Had it not been for the coronavirus pandemic, Exxon Mobil Corp. might have by now increased, rather than decreased, annual carbon-dioxide emissions, eventually by as much as the output of the entire nation of Greece. That’s according to Bloomberg, based on a review of internal Exxon documents. The company had plans to spend billions more in fossil fuel production at a time when the planet needs just the opposite — a massive push to carbon-neutrality. Keep in mind: Exxon is already doing everything it can to accelerate global warming, as the report in Bloomberg Green put it: “The largest U.S. oil producer has never made a commitment to lower oil and gas output or set a date by which it will become carbon neutral.” Like Big Tobacco, Exxon knew the damage it was causing years ago, but kept its complicity in climate change a secret. It has lobbied Congress hard to block efforts to arrest greenhouse-gas emissions.

This is why I stay away from Exxon Mobil gas stations.

If you’re going to buy gasoline — and we all are, until we get to electric cars or see mass transit expanded — buy it from Exxon’s rivals: BP Plc and Royal Dutch Shell Plc, for instance, are already moving to curb oil and zero-out emissions.

Exxon’s plans for expansion have been stalled by the pandemic. But, under normal circumstances, and with the abnormal Trump administration lending a big hand, the oil giant would have been working overtime against efforts to slow climate change. Such a company deserves to be rejected by consumers.
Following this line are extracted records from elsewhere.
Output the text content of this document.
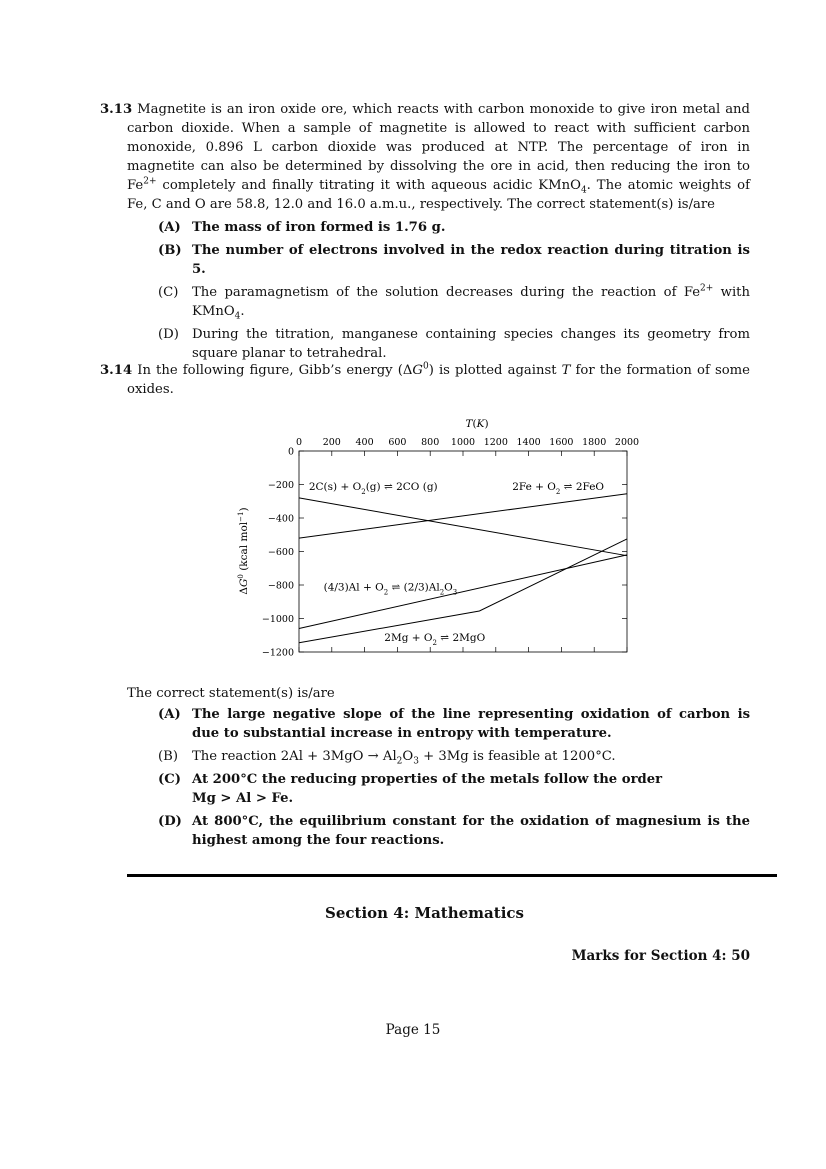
3.13 Magnetite is an iron oxide ore, which reacts with carbon monoxide to give iron metal and carbon dioxide. When a sample of magnetite is allowed to react with sufficient carbon monoxide, 0.896 L carbon dioxide was produced at NTP. The percentage of iron in magnetite can also be determined by dissolving the ore in acid, then reducing the iron to $Fe^{2+}$ completely and finally titrating it with aqueous acidic KMnO$_4$. The atomic weights of Fe, C and O are 58.8, 12.0 and 16.0 a.m.u., respectively. The correct statement(s) is/are
(A) The mass of iron formed is 1.76 g.
(B) The number of electrons involved in the redox reaction during titration is 5.
(C) The paramagnetism of the solution decreases during the reaction of $Fe^{2+}$ with KMnO$_4$.
(D) During the titration, manganese containing species changes its geometry from square planar to tetrahedral.
3.14 In the following figure, Gibb’s energy $(\Delta G^0)$ is plotted against T for the formation of some oxides.
0 200 400 600 800 1000 1200 1400 1600 1800 2000
0
−200
−400
−600
−800
−1000
−1200
T(K)
$\Delta G^0$ (kcal mol$^{-1}$)
$2C(s) + O_2(g)$ ⇌ 2CO (g)	$2Fe + O_2$ ⇌ 2FeO
$(4/3)Al + O_2$ ⇌ $(2/3)Al_2O_3$
$2Mg + O_2$ ⇌ 2MgO
The correct statement(s) is/are
(A) The large negative slope of the line representing oxidation of carbon is due to substantial increase in entropy with temperature.
(B) The reaction $2Al + 3MgO \to Al_2O_3 + 3Mg$ is feasible at 1200°C.
(C) At 200°C the reducing properties of the metals follow the order
Mg > Al > Fe.
(D) At 800°C, the equilibrium constant for the oxidation of magnesium is the highest among the four reactions.
Section 4: Mathematics
Marks for Section 4: 50
Page 15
And Trump needs to be rejected hard by voters. The administration not only walked away from the Paris agreement, it has reversed Obama orders intended to promote clean energy. Trump opened more lands and coastal areas for oil drilling. He loosened regulations on oil, natural gas and coal companies. Trump is a menace to the planet.

If he’s elected, Joe Biden says, the U.S. will rejoin the Paris climate accord and a Biden administration will start fixing the damage the Trump administration has inflicted on the Environmental Protection Agency

We spend so much time fixated on Trump — the swirl of attention-grabbing news he creates everyday, and even more so these last few days, since his COVID-19 diagnosis — we can lose sight of what’s really important, even with the wildfires in the American West literally lighting up the skies. When it comes to climate change, the Trump presidency has been a waste of time. In fact, the Trump presidency turned the clock back on the nation’s efforts.

Biden has an ambitious plan, and anyone who cares that their children or grandchildren have a livable planet needs to vote for him. In the New Yorker, Pulitzer-winner Elizabeth Kolbert, author of The Sixth Extinction (and a guest on my Midday show in 2014), lays out what needs to be done as we recover from four years of Trump: “Spending should be aimed at five broad goals: decarbonizing the power sector, expanding the nation’s public-transportation systems, accelerating the transition to electric vehicles, improving building efficiency, and reducing emissions from manufacturing.”  

One of the biggest challenges: Reducing carbon emissions in the production of electricity at a time when we need to be moving to electric-powered vehicles.

All of this — moving to clean energy, technological innovation, rebuilding infrastructure — should be seen as a way to create a new economy with better jobs for the future. The country must find a way to afford a multifront effort to curtail climate change. The alternative — what Exxon has in mind — will be more costly and, by all forecasts, disastrous.